Thank you for that; that should hopefully do the trick.
See, I have read the documentation, but I didn't know that manpage
existed. I've been mostly relying on this page:
http://www.openldap.org/doc/admin21/slapdconfig.html
I somehow missed the mention of slapd-bdb(5), on it. Mistakes happen,
which is why I was asking for help. I think I was mostly confused because
a bunch of different ldbm directives are mentioned, but no bdb-specific
directives are.
I never said that I read all of the documentation, just that I had read
some and I could not find the source of my problem. For you to rejoinder
that I obviously had not read a damn thing was, again, insulting.

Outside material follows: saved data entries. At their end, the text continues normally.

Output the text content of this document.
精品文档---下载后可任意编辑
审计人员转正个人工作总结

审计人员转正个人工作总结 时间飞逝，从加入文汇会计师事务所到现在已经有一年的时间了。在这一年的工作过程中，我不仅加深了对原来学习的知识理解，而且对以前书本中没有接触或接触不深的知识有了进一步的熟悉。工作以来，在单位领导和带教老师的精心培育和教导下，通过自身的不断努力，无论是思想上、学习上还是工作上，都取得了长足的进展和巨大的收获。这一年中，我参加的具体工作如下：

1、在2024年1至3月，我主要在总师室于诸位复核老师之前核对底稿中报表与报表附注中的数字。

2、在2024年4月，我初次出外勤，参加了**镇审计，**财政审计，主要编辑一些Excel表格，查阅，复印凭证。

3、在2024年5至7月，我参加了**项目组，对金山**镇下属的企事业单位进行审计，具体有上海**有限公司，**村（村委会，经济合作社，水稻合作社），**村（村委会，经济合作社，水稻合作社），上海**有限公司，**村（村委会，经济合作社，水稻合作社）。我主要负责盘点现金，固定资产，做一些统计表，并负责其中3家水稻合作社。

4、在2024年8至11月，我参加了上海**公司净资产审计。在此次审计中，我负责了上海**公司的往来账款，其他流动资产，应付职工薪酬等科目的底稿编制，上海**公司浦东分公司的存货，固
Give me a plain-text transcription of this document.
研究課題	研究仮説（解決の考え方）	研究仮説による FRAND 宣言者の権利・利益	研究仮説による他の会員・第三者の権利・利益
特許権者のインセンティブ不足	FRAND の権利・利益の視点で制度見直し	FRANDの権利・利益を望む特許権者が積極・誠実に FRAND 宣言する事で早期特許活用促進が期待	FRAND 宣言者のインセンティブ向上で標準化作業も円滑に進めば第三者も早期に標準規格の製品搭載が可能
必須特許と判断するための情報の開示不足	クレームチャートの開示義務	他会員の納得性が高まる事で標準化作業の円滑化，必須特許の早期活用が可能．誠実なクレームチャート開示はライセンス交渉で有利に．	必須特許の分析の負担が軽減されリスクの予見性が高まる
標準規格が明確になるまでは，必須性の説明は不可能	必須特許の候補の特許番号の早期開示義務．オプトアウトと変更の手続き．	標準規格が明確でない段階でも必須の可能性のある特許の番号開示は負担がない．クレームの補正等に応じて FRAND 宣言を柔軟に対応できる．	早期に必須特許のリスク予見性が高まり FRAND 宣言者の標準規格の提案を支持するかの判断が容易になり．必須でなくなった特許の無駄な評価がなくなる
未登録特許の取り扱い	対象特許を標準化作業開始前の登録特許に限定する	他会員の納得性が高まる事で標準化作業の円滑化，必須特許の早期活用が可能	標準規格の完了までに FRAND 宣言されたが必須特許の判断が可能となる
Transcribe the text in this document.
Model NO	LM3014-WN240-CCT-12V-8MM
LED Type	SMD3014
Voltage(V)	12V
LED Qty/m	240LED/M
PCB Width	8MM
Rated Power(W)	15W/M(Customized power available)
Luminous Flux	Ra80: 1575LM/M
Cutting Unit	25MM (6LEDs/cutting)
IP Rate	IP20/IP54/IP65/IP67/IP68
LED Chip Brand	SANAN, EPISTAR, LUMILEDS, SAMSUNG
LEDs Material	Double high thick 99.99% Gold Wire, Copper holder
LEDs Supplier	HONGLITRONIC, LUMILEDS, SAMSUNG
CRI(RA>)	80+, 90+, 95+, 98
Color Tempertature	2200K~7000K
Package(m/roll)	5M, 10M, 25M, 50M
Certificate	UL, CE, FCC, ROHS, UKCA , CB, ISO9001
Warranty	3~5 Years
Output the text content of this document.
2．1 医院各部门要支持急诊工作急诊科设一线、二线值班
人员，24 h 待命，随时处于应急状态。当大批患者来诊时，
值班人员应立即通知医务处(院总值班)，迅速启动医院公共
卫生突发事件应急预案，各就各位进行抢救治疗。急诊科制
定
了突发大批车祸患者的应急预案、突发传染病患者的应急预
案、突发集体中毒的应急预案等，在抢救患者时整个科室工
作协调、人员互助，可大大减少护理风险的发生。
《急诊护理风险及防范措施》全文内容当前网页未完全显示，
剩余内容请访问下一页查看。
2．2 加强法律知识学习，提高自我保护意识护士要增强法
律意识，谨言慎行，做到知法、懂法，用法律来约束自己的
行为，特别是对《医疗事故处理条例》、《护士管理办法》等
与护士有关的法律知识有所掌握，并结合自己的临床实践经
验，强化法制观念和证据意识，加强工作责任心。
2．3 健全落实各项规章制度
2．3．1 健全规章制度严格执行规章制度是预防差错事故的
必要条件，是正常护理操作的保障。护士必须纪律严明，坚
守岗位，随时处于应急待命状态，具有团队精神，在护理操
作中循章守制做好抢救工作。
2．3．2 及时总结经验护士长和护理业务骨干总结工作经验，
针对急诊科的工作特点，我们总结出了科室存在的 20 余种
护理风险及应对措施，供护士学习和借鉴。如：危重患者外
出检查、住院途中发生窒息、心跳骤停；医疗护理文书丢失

> The reason that slapd was hung on restart is because BerkeleyDB writes its
> lock information into its environment files. These files persist past program
> restarts and system restarts. If a program using a BDB environment exits
> uncleanly, it leaves its lock records in the environment and you must use
> db_recover to clean things up. This also is spelled out in the BDB
> documentation.
The thing is, I don't really have the desire or the time to read the
entirety of the documentation for everything I use. I've been using BDB
with cfengine for > 6 months now, and have never had to look into any of
this, even though some of my cf daemons have died badly many times (mostly
because of testing). Yes, OpenLDAP has greater requirements than
cfengine, but I figured those would be performance-related requirements,
not data integrity-related, so I figured I could ignore them. Woe is that
decision.
Thanks for this info.
> In early versions of OpenLDAP 2.1 we had slapd automatically perform recovery
> whenever it started. However, this caused problems if you accidentally
> started a second slapd while one was running - the second recovery would wipe
> out the environment that the first one was using. Since all of the locking
> information is contained inside the BDB environment, there was no locking
> mechanism to prevent this occurrence. So now we no longer do automatic
> recovery; it's up to you to run db_recover by hand or add it to your server
> startup scripts as needed.
So that means it's safe to add it to the startup scripts? I have read the
BDB docs on db_recover many times, but I personally don't find the BDB
docs very readable. They seem to assume a lot of knowledge I apparently
don't have, or they're just written in a way that will always confuse me.
My goal in this is not to know everything there is to know about BDB, but
to use it to get done what I need done. As a result, I cut some corners.
Thank you for the help. Hopefully I won't run into these problems again,
because of knowledge of the 'checkpoint' keyword. I highly recommend that
someone add mention of that to the slapd.conf page that I pointed to
above.
Luke
--
"Did you know that black paint is an excellent stain remover?"